Plan Submitted to President By Health Care Group Outlines Savings

Tuesday, June 2nd, 2009

Yesterday President Obama received a savings plan from the industry group that several weeks ago announced it would come up with a proposal do their part in achieving the Administration’s goal of $2 trillion in health care savings over the next ten years. While the media has focused on the fact that the plan came up short of the promised $2 trillion, there are many good proposals in the document that, as measures for cost-containment, deserve more consideration. 

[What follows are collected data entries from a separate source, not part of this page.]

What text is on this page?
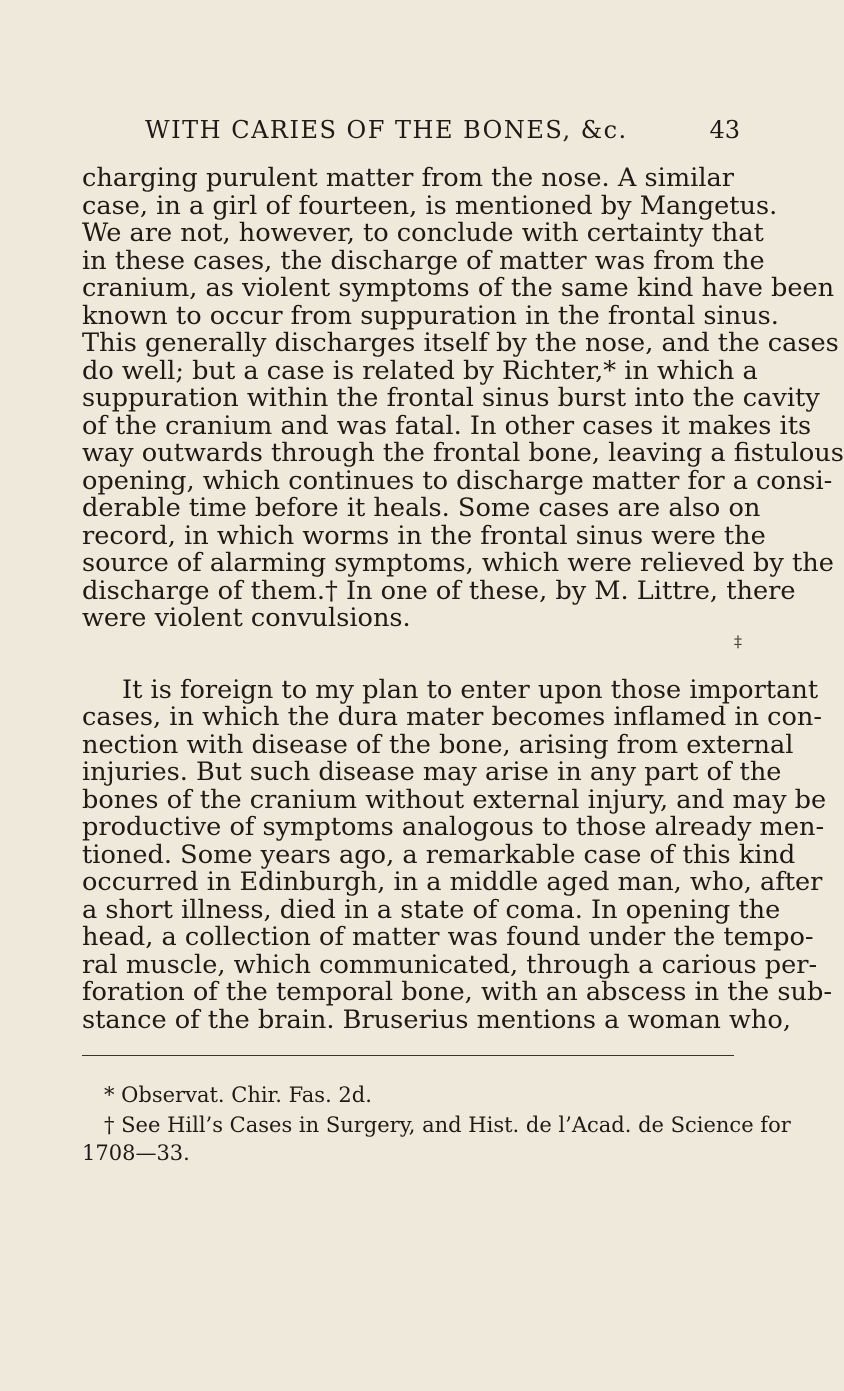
WITH CARIES OF THE BONES, &c.	43
charging purulent matter from the nose. A similar
case, in a girl of fourteen, is mentioned by Mangetus.
We are not, however, to conclude with certainty that
in these cases, the discharge of matter was from the
cranium, as violent symptoms of the same kind have been
known to occur from suppuration in the frontal sinus.
This generally discharges itself by the nose, and the cases
do well; but a case is related by Richter,* in which a
suppuration within the frontal sinus burst into the cavity
of the cranium and was fatal. In other cases it makes its
way outwards through the frontal bone, leaving a fistulous
opening, which continues to discharge matter for a consi-
derable time before it heals. Some cases are also on
record, in which worms in the frontal sinus were the
source of alarming symptoms, which were relieved by the
discharge of them.† In one of these, by M. Littre, there
were violent convulsions.
It is foreign to my plan to enter upon those important
cases, in which the dura mater becomes inflamed in con-
nection with disease of the bone, arising from external
injuries. But such disease may arise in any part of the
bones of the cranium without external injury, and may be
productive of symptoms analogous to those already men-
tioned. Some years ago, a remarkable case of this kind
occurred in Edinburgh, in a middle aged man, who, after
a short illness, died in a state of coma. In opening the
head, a collection of matter was found under the tempo-
ral muscle, which communicated, through a carious per-
foration of the temporal bone, with an abscess in the sub-
stance of the brain. Bruserius mentions a woman who,
‡
* Observat. Chir. Fas. 2d.
† See Hill’s Cases in Surgery, and Hist. de l’Acad. de Science for
1708—33.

For starters, the group identified opportunities to better prevent and manage chronic diseases and obesity, including a focus on community-level resources and support to improve care coordination for the chronically ill. There’s also recognition that in order to bend the cost curve for chronic disease, efforts need to focus heavily on Medicare and Medicaid, where chronic disease accounts for a disproportionate amount of spending (96% of Medicare and 83% of Medicaid spending goes toward treating patients with one or more chronic diseases). The plan also advanced new proposals that would streamline the costs of administering our health care system, producing savings for business and consumers and simplifying the lives of health care providers. 

I consulted with the group during their deliberations and I think the compromises and concessions they came up with are a strong start. Obviously, this is a starting point as these stakeholder groups work with the Administration, the Congress and others  to achieve a solution that comes closest to working for both sides. However, as I’ve mentioned before, the willingness to come together this early in the process is a major change from the last go-around, and will hopefully signal the passage of a politically viable and implementable health care plan.